Leadership Lab: The Craft of Writing Effectively (2014) - alextheparrot
https://youtu.be/vtIzMaLkCaM
======
alextheparrot
A couple people thought this video could warrant its own discussion thread
when I posted it in a comment [0]

We often use writing as a tool to think, which is useful as it helps
facilitate incrementally forming thoughts. However, we also use writing as a
tool communication. The main message of this video is effectively "Don't
expect your readers to care about the writing you used to think!". Then, the
lecturer teaches us different ways writers who wrote for thought can re-orient
their writing for be best received by readers.

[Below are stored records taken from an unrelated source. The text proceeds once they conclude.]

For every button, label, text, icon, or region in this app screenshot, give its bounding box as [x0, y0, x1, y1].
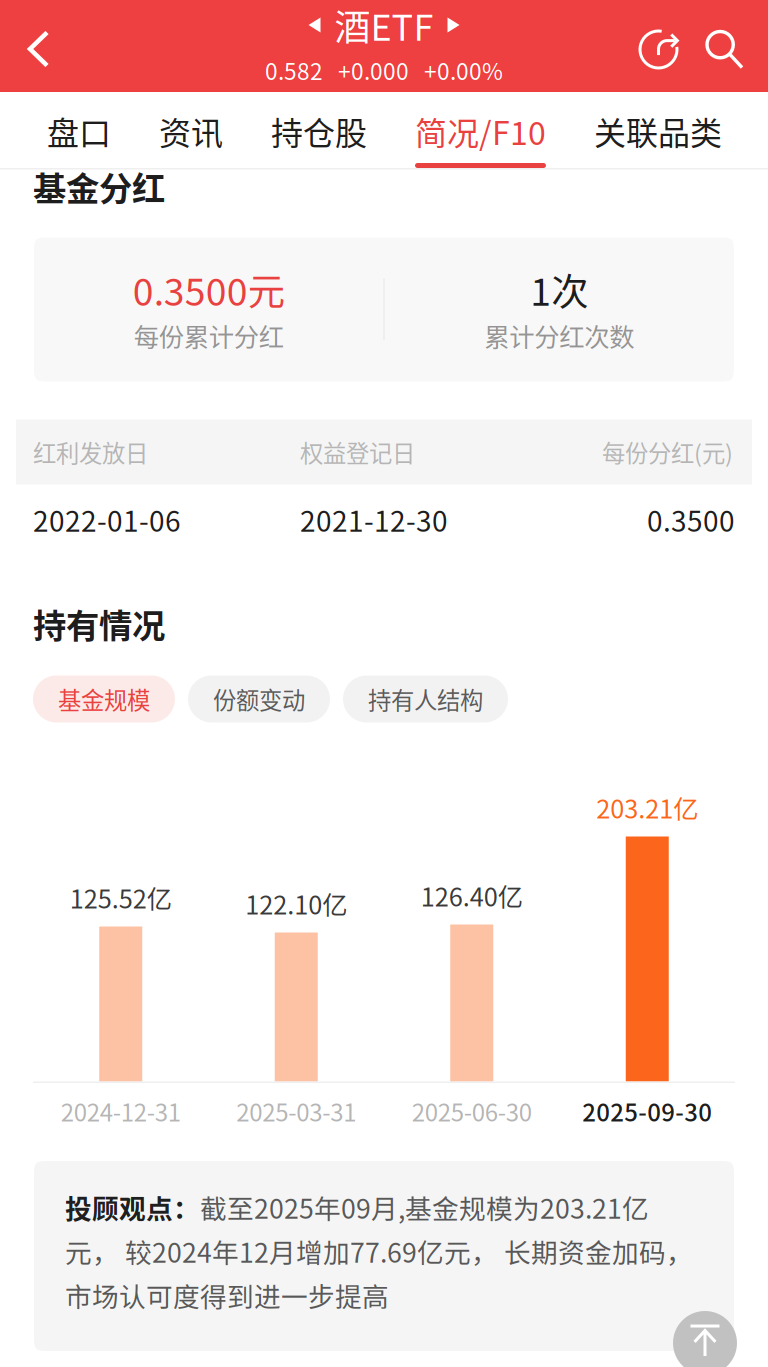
staticText: 203.21亿: [596, 789, 698, 826]
staticText: 关联品类: [594, 108, 722, 154]
staticText: 2025-03-31: [236, 1094, 356, 1128]
staticText: 126.40亿: [421, 877, 523, 914]
staticText: 截至2025年09月,基金规模为203.21亿: [200, 1188, 649, 1226]
staticText: 持仓股: [271, 108, 367, 154]
staticText: 2021-12-30: [300, 499, 448, 540]
staticText: 权益登记日: [300, 435, 415, 469]
staticText: 投顾观点：: [65, 1188, 200, 1226]
staticText: 资讯: [159, 108, 223, 154]
staticText: 累计分红次数: [484, 317, 634, 354]
staticText: 元， 较2024年12月增加77.69亿元， 长期资金加码，: [65, 1232, 693, 1270]
staticText: 125.52亿: [70, 879, 172, 916]
staticText: 1次: [530, 262, 588, 317]
staticText: 盘口: [47, 108, 111, 154]
staticText: 每份分红(元): [602, 435, 733, 469]
staticText: 红利发放日: [33, 435, 148, 469]
staticText: 份额变动: [213, 682, 305, 716]
button[interactable]: 盘口: [47, 92, 111, 168]
button[interactable]: 持有人结构: [343, 676, 508, 722]
button[interactable]: 关联品类: [594, 92, 722, 168]
staticText: 0.3500: [647, 499, 735, 540]
staticText: 酒ETF: [334, 0, 434, 51]
staticText: 2024-12-31: [61, 1094, 181, 1128]
button[interactable]: 持仓股: [271, 92, 367, 168]
staticText: 简况/F10: [415, 108, 546, 154]
button[interactable]: 基金规模: [33, 676, 175, 722]
staticText: 2025-09-30: [582, 1094, 712, 1128]
staticText: 2025-06-30: [412, 1094, 532, 1128]
button[interactable]: Back: [0, 0, 73, 92]
staticText: 市场认可度得到进一步提高: [65, 1276, 389, 1314]
button[interactable]: Refresh: [627, 0, 687, 92]
staticText: 0.582 +0.000 +0.00%: [265, 54, 503, 86]
button[interactable]: 简况/F10: [415, 92, 546, 168]
staticText: 2022-01-06: [33, 499, 181, 540]
button[interactable]: 资讯: [159, 92, 223, 168]
staticText: 每份累计分红: [134, 317, 284, 354]
staticText: 基金分红: [33, 162, 165, 211]
button[interactable]: Search: [687, 0, 768, 92]
button[interactable]: Scroll to top: [673, 1311, 737, 1367]
button[interactable]: 份额变动: [188, 676, 330, 722]
staticText: 持有人结构: [368, 682, 483, 716]
staticText: 持有情况: [33, 599, 165, 648]
staticText: 基金规模: [58, 682, 150, 716]
staticText: 122.10亿: [245, 885, 347, 922]
staticText: 0.3500元: [133, 262, 285, 317]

In terms of differences, writing for thought usually is incremental and
explores a problem space. On the other hand, writing for communication usually
seeks to expose and then resolve gaps in a mindset. One is converging the
whole way, the other needs to diverge before converging. Effectively, making
the reader care.

The lecturer also explains how important words can be, insofar as they show
you as part of an 'in' or an 'out' group. To be an academic and have your work
received well by other academics, you need to communicate like an academic,
written communication is no exception.

The video isn't short, but well worth your time.

[0]
[https://news.ycombinator.com/item?id=23912252](https://news.ycombinator.com/item?id=23912252)